Date: Sun, 23 May 1999 18:44:36 +0200 (CEST)
From: "Felix A. Croes"
To: dgd@list.imaginary.com
Subject: Re: [DGD]parse_string() problems

Geir Harald Hansen wrote:

> finally I'm starting to work on my command parser.  And being a
> parse_string() newbie, I'm running into some problems.  I include
> a minimal piece of code to illustrate my problem:
>
> static create()
> {
>   grammar = "\
> whitespace = / +/ \
> word = /[^ ]+/ \
> verbrule: 'say' str \
> substr: word \
> substr: word substr \
> str: substr ? parse_str \
> ";
> }
>
> static mixed *parse_str(string *str)
> {
>   return ({ ({ "_str", implode(str, " ") }) });
> }
>
> What I'm having trouble with at the moment is this:
> I intended for the str rule to include any string.
> The problem is that tokens are implicitly created from string constants,
> like 'say' above, and these take precedence over the 'word' token rule.
> >From the parser documentation:
>
>    String constants take precedence over regular expressions, and any
>    token that matches both a string constant and a regular expression
>    will always match the string constant, only.
>                                           ^^^^
> The result is that my str production can never contain a 'say'.
> So I cannot parse commands like:
>   "say If only I could say what I want."
> Any suggestions how to solve this?

Replace the substr rules with:

    substr: wordorsay
    substr: wordorsay substr
    wordorsay: word
    wordorsay: 'say'

Further comments: verbs like say which take arbitrary arguments that
do not follow rules established elsewhere in the grammar are handled
most easily by a single token, /say .*/

Left-recursive rules are parsed more efficiently than right-recursive
ones, so other things being equal the following should be preferred:

    substr: word
    substr: substr word


> Another question:
> I want to have a verb production rule, that should match all known verbs.
> I can see two ways of doing this, either:
>   verb: 'look' verb: 'say' verb: 'get' verb: 'drop' etc. etc.
> Or:
>   verb: word ? check_verb
> Where check_verb() would check whether the word is part of some verb
> array, returning the word unchanged if it is, otherwise nil.
>
> The last option would make the grammar smaller, but result in more execution
> of LPC code.  Since the function does not modify the word, perhaps
> the first solution is best?

Which one is best depends on other things.  I'll assume that the
rule considered is the only one in which explicit verbs actually
occur, i.e. elsewhere in the grammar the verb rule is used rather
than 'look'.

The first rule is good in a grammar where verbs may occur in places
where other words can occur as well, since knowing early on that
something is a verb reduces the cost of parsing.  As an example,
consider the following partial grammar:

    command: verb
    command: verb object
    command: adverb verb
    command: adverb verb object

    verb: word    ? check_verb
    adverb: word  ? check_adverb
    object: word  ? check_object

A command consisting of two words can match either "verb object"
or "adverb verb", meaning that the parser internally has to
construct the parse trees for both of them before it can call
an LPC function to determine if the first word is a verb or an
adverb.  By making the verbs explicit in the grammar, the
ambiguity disappears and the cost of parsing drops.  The
cost of parsing an ambiguous grammar can be exponentially
higher than that of parsing a non-ambiguous grammar.

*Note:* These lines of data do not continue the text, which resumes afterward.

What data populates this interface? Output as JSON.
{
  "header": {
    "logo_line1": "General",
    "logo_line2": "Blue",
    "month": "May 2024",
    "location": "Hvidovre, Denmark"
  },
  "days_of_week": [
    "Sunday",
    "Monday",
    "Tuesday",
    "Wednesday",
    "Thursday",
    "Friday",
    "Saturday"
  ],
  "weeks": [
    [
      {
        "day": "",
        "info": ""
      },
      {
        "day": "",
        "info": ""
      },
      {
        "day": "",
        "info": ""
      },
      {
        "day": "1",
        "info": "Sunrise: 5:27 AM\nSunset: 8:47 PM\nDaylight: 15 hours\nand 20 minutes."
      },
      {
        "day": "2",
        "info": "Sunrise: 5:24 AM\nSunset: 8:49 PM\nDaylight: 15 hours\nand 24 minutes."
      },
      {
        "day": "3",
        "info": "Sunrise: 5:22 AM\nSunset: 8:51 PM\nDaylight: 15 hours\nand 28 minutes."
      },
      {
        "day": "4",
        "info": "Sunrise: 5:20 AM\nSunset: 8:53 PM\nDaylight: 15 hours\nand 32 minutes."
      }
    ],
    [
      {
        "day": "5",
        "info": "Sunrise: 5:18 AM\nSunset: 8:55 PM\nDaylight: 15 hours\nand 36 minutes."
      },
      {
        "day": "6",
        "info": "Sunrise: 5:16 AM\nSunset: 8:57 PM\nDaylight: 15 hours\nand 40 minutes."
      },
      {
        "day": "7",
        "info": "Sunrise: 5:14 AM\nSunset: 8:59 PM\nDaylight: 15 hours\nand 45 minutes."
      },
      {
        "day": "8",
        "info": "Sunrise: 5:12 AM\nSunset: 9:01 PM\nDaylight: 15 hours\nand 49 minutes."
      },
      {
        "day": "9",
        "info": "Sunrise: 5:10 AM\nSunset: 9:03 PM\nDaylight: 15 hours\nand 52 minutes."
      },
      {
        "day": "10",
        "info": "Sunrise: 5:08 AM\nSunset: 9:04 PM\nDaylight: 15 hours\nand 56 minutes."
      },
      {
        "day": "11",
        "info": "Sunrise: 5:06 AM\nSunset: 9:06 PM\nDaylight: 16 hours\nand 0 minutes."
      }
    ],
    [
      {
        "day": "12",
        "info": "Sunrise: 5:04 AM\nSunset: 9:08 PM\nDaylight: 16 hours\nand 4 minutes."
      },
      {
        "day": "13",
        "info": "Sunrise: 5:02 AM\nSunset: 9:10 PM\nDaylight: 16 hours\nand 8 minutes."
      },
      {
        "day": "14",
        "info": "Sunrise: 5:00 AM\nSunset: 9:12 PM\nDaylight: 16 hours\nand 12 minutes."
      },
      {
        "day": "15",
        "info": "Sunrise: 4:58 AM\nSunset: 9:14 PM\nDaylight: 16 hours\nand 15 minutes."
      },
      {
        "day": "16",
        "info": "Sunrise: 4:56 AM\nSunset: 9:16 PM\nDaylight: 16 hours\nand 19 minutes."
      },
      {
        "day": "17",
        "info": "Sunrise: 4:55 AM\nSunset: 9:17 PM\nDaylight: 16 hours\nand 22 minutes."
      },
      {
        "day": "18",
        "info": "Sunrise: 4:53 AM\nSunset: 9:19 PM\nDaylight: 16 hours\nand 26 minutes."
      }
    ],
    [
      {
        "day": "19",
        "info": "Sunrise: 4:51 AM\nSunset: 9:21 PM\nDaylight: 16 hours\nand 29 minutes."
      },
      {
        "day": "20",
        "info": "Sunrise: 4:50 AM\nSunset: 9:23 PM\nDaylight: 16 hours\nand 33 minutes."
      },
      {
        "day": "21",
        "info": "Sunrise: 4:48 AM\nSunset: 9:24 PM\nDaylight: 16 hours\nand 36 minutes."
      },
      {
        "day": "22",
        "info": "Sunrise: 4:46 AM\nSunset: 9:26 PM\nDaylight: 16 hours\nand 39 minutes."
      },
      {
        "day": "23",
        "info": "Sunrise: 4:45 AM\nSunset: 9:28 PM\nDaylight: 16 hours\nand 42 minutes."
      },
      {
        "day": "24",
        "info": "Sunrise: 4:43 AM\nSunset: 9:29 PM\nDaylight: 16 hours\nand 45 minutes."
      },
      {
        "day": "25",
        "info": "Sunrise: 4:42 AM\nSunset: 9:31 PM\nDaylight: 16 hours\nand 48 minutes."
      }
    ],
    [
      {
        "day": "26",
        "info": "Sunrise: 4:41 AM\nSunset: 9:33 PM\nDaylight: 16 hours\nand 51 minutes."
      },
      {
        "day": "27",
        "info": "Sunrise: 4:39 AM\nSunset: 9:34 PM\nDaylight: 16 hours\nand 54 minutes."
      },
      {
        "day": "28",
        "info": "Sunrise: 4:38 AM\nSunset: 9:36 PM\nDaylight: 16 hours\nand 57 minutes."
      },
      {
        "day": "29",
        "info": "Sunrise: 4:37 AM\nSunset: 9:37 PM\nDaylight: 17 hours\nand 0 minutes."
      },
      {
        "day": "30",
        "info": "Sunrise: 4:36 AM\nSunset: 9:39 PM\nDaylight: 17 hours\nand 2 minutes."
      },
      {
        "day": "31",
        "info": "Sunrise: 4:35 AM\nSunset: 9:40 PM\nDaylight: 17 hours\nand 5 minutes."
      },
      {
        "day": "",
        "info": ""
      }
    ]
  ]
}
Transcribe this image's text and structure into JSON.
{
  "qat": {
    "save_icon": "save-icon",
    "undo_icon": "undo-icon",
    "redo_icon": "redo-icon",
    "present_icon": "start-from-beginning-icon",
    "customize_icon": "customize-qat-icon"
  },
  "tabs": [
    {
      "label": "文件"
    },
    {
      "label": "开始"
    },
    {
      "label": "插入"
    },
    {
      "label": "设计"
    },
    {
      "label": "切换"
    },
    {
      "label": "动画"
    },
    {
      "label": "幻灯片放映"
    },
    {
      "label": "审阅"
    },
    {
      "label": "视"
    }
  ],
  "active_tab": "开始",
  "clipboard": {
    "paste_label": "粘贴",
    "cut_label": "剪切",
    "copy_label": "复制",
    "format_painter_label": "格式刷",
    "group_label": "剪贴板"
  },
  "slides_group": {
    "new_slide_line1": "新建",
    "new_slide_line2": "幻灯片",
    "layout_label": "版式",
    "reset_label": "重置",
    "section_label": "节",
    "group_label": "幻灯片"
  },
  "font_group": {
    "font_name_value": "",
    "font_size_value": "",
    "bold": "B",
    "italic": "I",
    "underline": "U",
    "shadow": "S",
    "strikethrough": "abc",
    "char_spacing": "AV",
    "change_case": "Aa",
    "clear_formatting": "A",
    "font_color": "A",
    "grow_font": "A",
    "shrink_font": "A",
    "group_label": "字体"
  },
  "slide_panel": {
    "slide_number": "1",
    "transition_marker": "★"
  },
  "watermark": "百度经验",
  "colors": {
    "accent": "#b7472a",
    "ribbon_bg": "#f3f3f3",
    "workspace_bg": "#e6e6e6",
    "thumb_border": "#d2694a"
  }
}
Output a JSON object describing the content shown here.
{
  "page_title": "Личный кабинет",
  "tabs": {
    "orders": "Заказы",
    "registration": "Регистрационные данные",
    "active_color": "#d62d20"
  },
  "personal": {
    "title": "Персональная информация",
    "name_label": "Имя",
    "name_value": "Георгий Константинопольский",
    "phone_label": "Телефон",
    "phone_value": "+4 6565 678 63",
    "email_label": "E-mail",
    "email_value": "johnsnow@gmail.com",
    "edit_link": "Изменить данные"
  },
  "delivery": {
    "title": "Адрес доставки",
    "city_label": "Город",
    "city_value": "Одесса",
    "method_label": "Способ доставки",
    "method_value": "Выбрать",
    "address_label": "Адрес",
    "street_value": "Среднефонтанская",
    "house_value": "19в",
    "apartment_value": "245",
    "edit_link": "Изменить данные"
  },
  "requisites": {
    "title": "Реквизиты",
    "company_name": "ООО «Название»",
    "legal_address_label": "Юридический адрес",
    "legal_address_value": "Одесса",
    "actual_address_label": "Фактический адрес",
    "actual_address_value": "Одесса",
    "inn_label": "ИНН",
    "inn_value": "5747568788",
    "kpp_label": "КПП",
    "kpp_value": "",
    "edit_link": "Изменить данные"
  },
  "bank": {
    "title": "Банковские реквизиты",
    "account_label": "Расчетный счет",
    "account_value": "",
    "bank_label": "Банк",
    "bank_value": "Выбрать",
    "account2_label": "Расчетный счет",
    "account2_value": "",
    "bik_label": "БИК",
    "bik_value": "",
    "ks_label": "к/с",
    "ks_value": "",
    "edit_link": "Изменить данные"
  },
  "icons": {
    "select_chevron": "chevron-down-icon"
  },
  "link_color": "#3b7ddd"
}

The cost of parse_string() can be measured in ticks.
Parsing with ambiguous grammars takes more ticks than
parsing with equivalent non-ambiguous grammars.

If verbs only occur non-ambiguously in the grammar (for instance,
if the first word of every command is the verb), then your
second way is cheaper as far as the parser is concerned --
whether it is more efficient overall depends on the cost
of the LPC function called.


> For adjectives pretty much the same thing, although I may want to
> allow abbreviations.  ("smile hap")  Which means I need an LPC function.
>
> As an aside, what is the fastest way to check whether something is an
> element of an array?  Is "if (sizeof(({ element }) & array))" faster
> than those loops that compare with every element?

Slower for arrays with only a few elements, faster to much faster
for large arrays.  Mapping lookup is faster yet.


> Finally; if anyone knows of publicly released DGD parser code/grammars or
> would let me see theirs, just to get some idea of how things can be done,
> it would be greatly appreciated. :)

There is an example grammar that parses LPC (though it doesn't handle
nil yet) in the list archive, posting date Wed Feb 11 1998.

Regards,
Dworkin